So why did Ms. Saga agree to give up her kids? The answer is simple: her fear that her father would have her killed if she stayed. Even sympathetic Saudis, she says, told her there was no turning back, and she figured she was of better use to her children alive in America than dead in Saudi Arabia. "There was no choice," she says flatly.
Certainly Ambassador Jordan deserves full marks for sticking to his promise in what must have been trying circumstances. But as much as we celebrate Ms. Saga's deliverance, it should give us pause. Surely no American mother should be forced to choose between her children and her life and freedom. And exercising that freedom shouldn't require the combined efforts of this newspaper, daily exposure on the FOX News Channel and a desperate flight to a U.S. consulate. And notwithstanding the joint Saudi-State distaste for publicity, none of this would have happened too without the push by their joint nemesis, Pat Roush.

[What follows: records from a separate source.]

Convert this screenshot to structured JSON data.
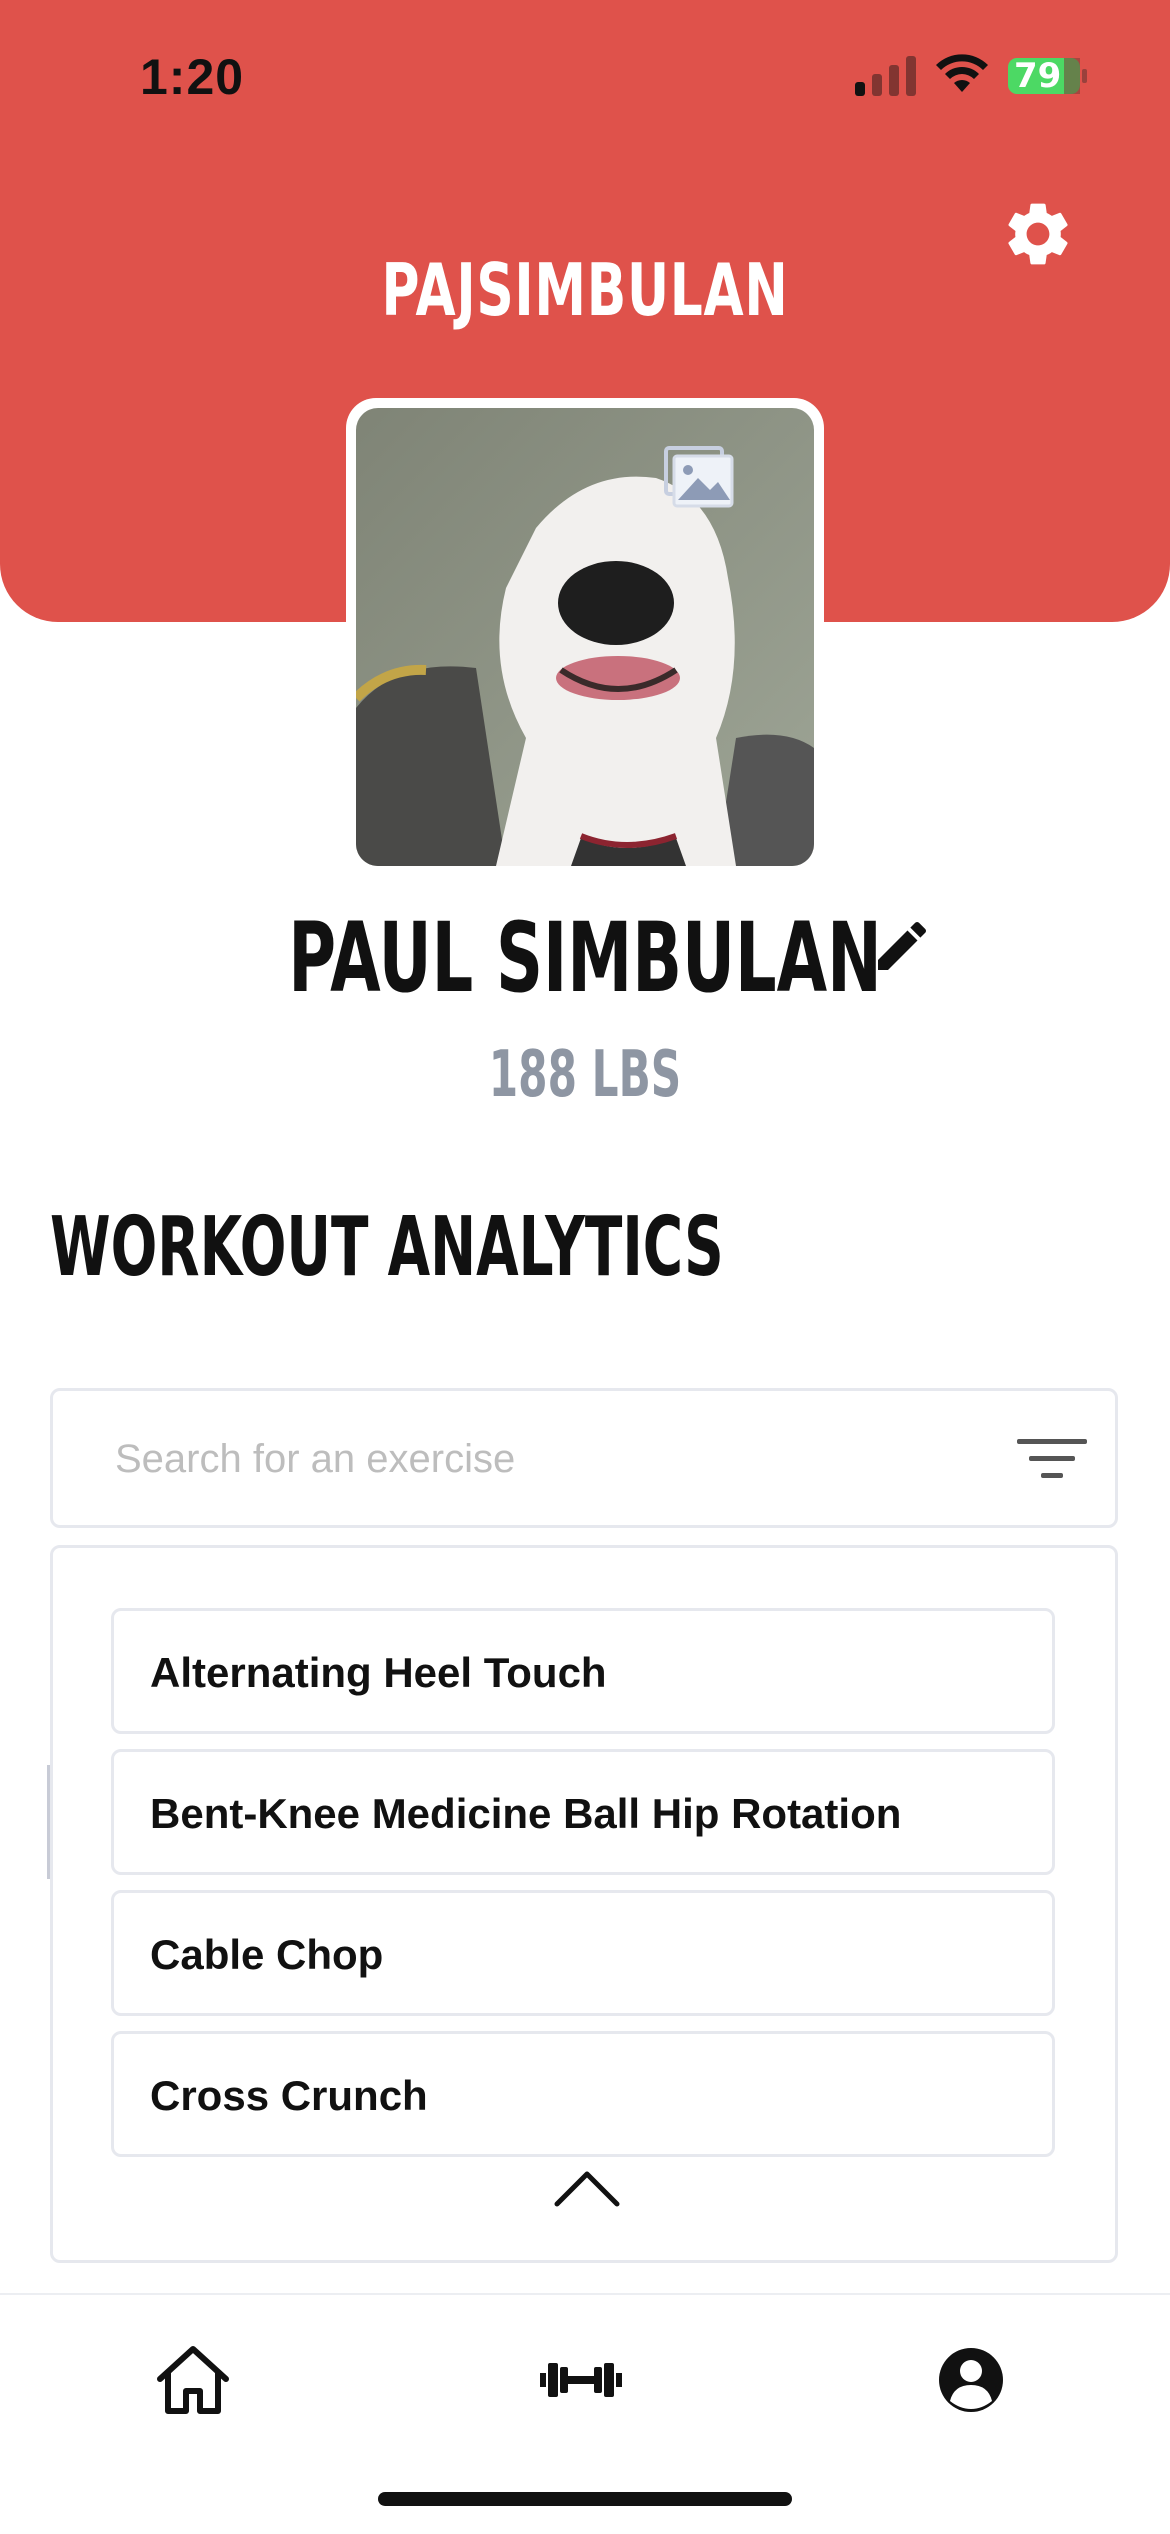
{
  "status_bar": {
    "time": "1:20",
    "battery": "79"
  },
  "header": {
    "username": "PAJSIMBULAN",
    "brand_color": "#df524b",
    "settings_icon": "gear-icon"
  },
  "profile": {
    "full_name": "PAUL SIMBULAN",
    "weight": "188 LBS",
    "edit_icon": "pencil-icon",
    "change_photo_icon": "image-icon"
  },
  "analytics": {
    "title": "WORKOUT ANALYTICS",
    "search": {
      "placeholder": "Search for an exercise",
      "value": ""
    },
    "exercises": [
      "Alternating Heel Touch",
      "Bent-Knee Medicine Ball Hip Rotation",
      "Cable Chop",
      "Cross Crunch"
    ]
  },
  "tab_bar": {
    "tabs": [
      {
        "name": "home",
        "icon": "home-icon"
      },
      {
        "name": "workouts",
        "icon": "dumbbell-icon"
      },
      {
        "name": "profile",
        "icon": "user-icon",
        "active": true
      }
    ]
  }
}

If things are to improve, the State Department must cease treating these matters as private disputes and beginning every explanation with the phrase "under Saudi law." As Ms. Saga notes, the Saudis take a different approach, actively lobbying her husband not to agree to let their children go to America. Under the status quo created by Saudi intransigence, not only are Americans denied their freedom but Americans and Saudis alike are denied any chance for civilized custody arrangements that would allow children to be with their Saudi fathers in Saudi Arabia and their American mothers in America. The sad fact is that State imposes no sanction on the Saudis for their outrageous behavior.

It's a small first step, but hopefully a sign of things to come.